Si dice che intervistare il «fascista» Adolfo Hitler non sia cosa facile. Così almeno mi hanno informato a Monaco alcuni colleghi tedeschi. Non certo perché egli sia per temperamento un taciturno, ma perché i suoi compagni di fede non desiderano troppo che i giornalisti lo avvicinino.
Ma ieri il caso mi ha aiutato. Mentre stavo discutendo nella redazione del Volkische Beobacht, ecco comparire Adolfo Hitler.
Presentazione rapida: una stretta di mano così energica da indolenzire le dita (anche questo è un segno di forza) ed incomincia l’intervista.
Cerco di portare il «leader» del così detto movimento fascista su terreno più prossimo:

Mi potrebbe spiegare con chiarezza quale sia il programma immediato del suo partito?

«Lotta senza quartiere ai socialisti e agli ebrei. Distruzione di ogni idea internazionale. Attirare nel nostro movimento le masse operaie. Il concetto monarchia e repubblica ci è indifferente, come non siamo legati ad alcuna confessione religiosa. Vogliamo che il potere dello Stato sia affidato ad una minoranza onesta e capace. Si immagina lei» [si alza in piedi e si pone una mano sul petto] «che io, dittatore, mi lascerò, quando avrò la direzione dello Stato, comandare dal Parlamento e dai così detti rappresentanti del popolo? Io governerò», continua il veggente, «secondo l’ispirazione che mi verrà dall’intimo della mia coscienza…». 

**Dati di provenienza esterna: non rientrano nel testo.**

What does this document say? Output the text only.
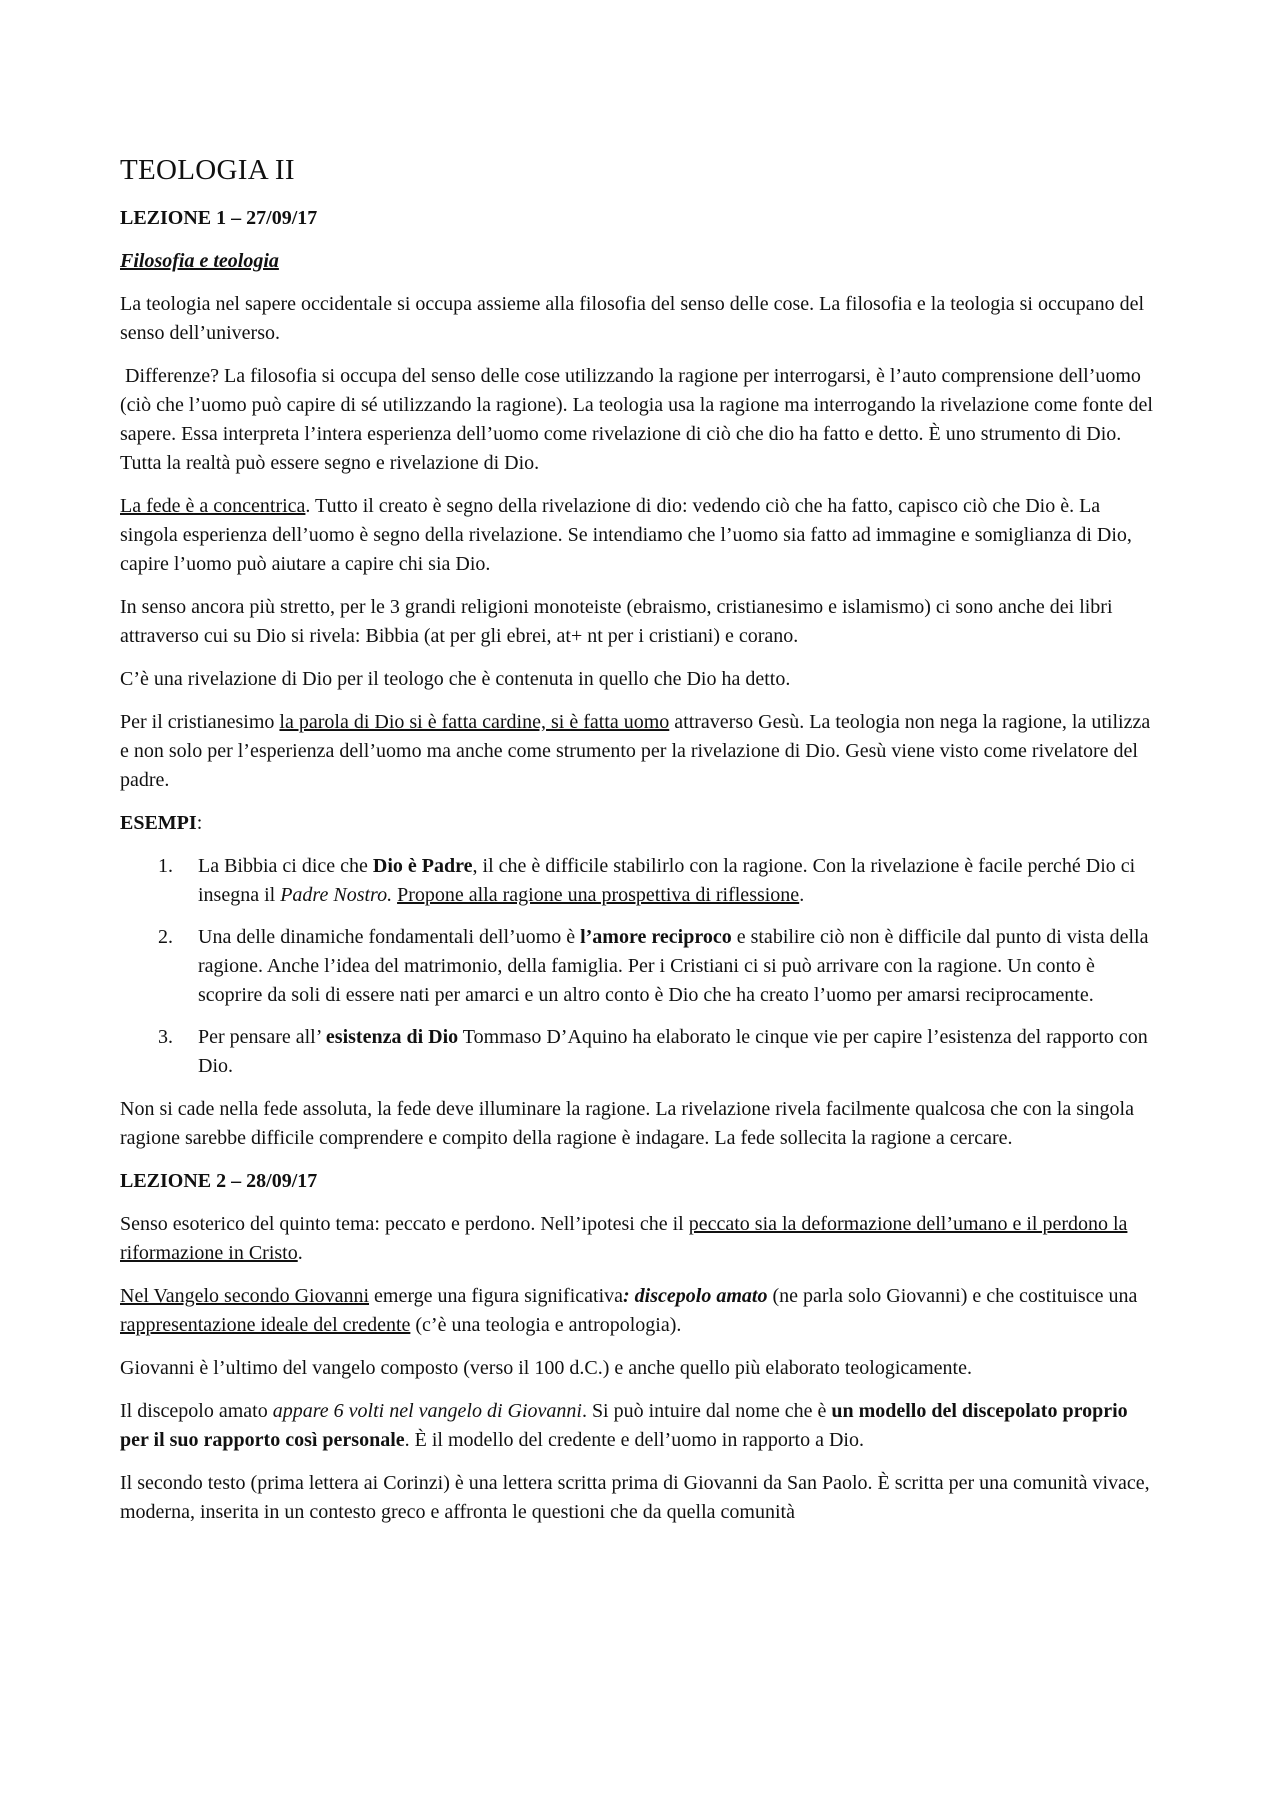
TEOLOGIA II
LEZIONE 1 – 27/09/17
Filosofia e teologia

La teologia nel sapere occidentale si occupa assieme alla filosofia del senso delle cose. La filosofia e la teologia si occupano del senso dell’universo.

Differenze? La filosofia si occupa del senso delle cose utilizzando la ragione per interrogarsi, è l’auto comprensione dell’uomo (ciò che l’uomo può capire di sé utilizzando la ragione). La teologia usa la ragione ma interrogando la rivelazione come fonte del sapere. Essa interpreta l’intera esperienza dell’uomo come rivelazione di ciò che dio ha fatto e detto. È uno strumento di Dio. Tutta la realtà può essere segno e rivelazione di Dio.

La fede è a concentrica. Tutto il creato è segno della rivelazione di dio: vedendo ciò che ha fatto, capisco ciò che Dio è. La singola esperienza dell’uomo è segno della rivelazione. Se intendiamo che l’uomo sia fatto ad immagine e somiglianza di Dio, capire l’uomo può aiutare a capire chi sia Dio.

In senso ancora più stretto, per le 3 grandi religioni monoteiste (ebraismo, cristianesimo e islamismo) ci sono anche dei libri attraverso cui su Dio si rivela: Bibbia (at per gli ebrei, at+ nt per i cristiani) e corano.

C’è una rivelazione di Dio per il teologo che è contenuta in quello che Dio ha detto.

Per il cristianesimo la parola di Dio si è fatta cardine, si è fatta uomo attraverso Gesù. La teologia non nega la ragione, la utilizza e non solo per l’esperienza dell’uomo ma anche come strumento per la rivelazione di Dio. Gesù viene visto come rivelatore del padre.

ESEMPI:

1. La Bibbia ci dice che Dio è Padre, il che è difficile stabilirlo con la ragione. Con la rivelazione è facile perché Dio ci insegna il Padre Nostro. Propone alla ragione una prospettiva di riflessione.
2. Una delle dinamiche fondamentali dell’uomo è l’amore reciproco e stabilire ciò non è difficile dal punto di vista della ragione. Anche l’idea del matrimonio, della famiglia. Per i Cristiani ci si può arrivare con la ragione. Un conto è scoprire da soli di essere nati per amarci e un altro conto è Dio che ha creato l’uomo per amarsi reciprocamente.
3. Per pensare all’ esistenza di Dio Tommaso D’Aquino ha elaborato le cinque vie per capire l’esistenza del rapporto con Dio.

Non si cade nella fede assoluta, la fede deve illuminare la ragione. La rivelazione rivela facilmente qualcosa che con la singola ragione sarebbe difficile comprendere e compito della ragione è indagare. La fede sollecita la ragione a cercare.

LEZIONE 2 – 28/09/17

Senso esoterico del quinto tema: peccato e perdono. Nell’ipotesi che il peccato sia la deformazione dell’umano e il perdono la riformazione in Cristo.

Nel Vangelo secondo Giovanni emerge una figura significativa: discepolo amato (ne parla solo Giovanni) e che costituisce una rappresentazione ideale del credente (c’è una teologia e antropologia).

Giovanni è l’ultimo del vangelo composto (verso il 100 d.C.) e anche quello più elaborato teologicamente.

Il discepolo amato appare 6 volti nel vangelo di Giovanni. Si può intuire dal nome che è un modello del discepolato proprio per il suo rapporto così personale. È il modello del credente e dell’uomo in rapporto a Dio.

Il secondo testo (prima lettera ai Corinzi) è una lettera scritta prima di Giovanni da San Paolo. È scritta per una comunità vivace, moderna, inserita in un contesto greco e affronta le questioni che da quella comunità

Non crede che in un momento così grave per i destini del germanesimo, mentre si è riusciti a stento a formare un blocco nazionale contro la Francia, non sia tale azione pericolosa e non possa provocare la guerra civile?

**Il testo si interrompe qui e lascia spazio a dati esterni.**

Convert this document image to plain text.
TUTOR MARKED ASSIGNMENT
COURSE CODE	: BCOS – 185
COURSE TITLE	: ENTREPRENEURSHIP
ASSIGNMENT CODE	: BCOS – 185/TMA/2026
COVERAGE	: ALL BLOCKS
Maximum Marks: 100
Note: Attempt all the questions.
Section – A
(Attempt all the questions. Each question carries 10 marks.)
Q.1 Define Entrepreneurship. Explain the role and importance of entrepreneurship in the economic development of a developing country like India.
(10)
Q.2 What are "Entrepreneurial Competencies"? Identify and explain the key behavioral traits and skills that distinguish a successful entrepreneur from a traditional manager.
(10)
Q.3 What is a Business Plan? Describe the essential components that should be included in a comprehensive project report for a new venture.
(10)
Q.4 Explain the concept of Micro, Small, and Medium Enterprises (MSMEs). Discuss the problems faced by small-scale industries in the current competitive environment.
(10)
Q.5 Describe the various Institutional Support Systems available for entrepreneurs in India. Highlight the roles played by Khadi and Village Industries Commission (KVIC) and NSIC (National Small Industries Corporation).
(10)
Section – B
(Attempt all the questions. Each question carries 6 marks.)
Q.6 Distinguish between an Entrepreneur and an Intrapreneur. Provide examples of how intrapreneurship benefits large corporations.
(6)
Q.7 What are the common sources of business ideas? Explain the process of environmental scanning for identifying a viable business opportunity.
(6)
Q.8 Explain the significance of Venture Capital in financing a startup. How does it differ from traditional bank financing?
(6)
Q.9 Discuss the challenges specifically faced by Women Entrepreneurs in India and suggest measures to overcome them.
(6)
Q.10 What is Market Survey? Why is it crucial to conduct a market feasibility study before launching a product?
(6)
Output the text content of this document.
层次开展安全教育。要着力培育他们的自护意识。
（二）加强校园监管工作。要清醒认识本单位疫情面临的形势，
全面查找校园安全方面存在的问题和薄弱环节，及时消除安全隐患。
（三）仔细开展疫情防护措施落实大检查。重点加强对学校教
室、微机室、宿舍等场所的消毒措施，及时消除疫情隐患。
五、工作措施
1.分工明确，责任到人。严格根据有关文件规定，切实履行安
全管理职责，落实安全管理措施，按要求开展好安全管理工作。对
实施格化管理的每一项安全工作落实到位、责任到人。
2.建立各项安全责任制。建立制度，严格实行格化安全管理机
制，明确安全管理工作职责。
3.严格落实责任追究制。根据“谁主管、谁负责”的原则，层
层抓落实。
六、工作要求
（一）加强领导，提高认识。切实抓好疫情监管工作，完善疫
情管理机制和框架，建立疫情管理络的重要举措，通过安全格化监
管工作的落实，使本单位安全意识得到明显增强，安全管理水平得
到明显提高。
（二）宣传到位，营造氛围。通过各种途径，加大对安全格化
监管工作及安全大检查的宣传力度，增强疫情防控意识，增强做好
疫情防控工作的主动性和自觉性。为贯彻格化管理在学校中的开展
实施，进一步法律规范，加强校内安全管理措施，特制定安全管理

«Noi andiamo diritti per la nostra strada. Siamo convinti che non si giungerà alla liberazione del popolo tedesco se prima non si distrugge il socialismo e l’idea semita. Come si fa a costruire un edificio se non si pongono prima le basi? Ora le basi della nostra liberazione sono la compattezza nazionale, la purezza della razza, l’abolizione del regime democratico… Del resto la lotta contro la Francia è condotta in una forma vergognosamente fiacca…».

Signor Hitler, lei ha paragonato il movimento social-nazionalista con quello fascista italiano. La situazione politica dei due Paesi, come risultato della guerra è diversa. Ma lei immagina che se gli austriaci, per ipotesi, vittoriosi, fossero ancora avanzati, dopo firmata una pace, nel territorio nazionale, i fascisti italiani si sarebbero limitati a urlare a Roma, a Milano, od a Napoli contro il «nemico interno»? Non crede lei che centinaia e migliaia di uomini sarebbero corsi a uccidere ed a farsi uccidere con gesto di disperata follia, pur sapendo di morire invano, ma certi ugualmente di dare il proprio sangue per la «liberazione» più lontana?

«Le mie forze armate non dispongono che di limitati mezzi militari. Se andassimo a batterci contro la Francia, saremmo schiacciati in poche ore».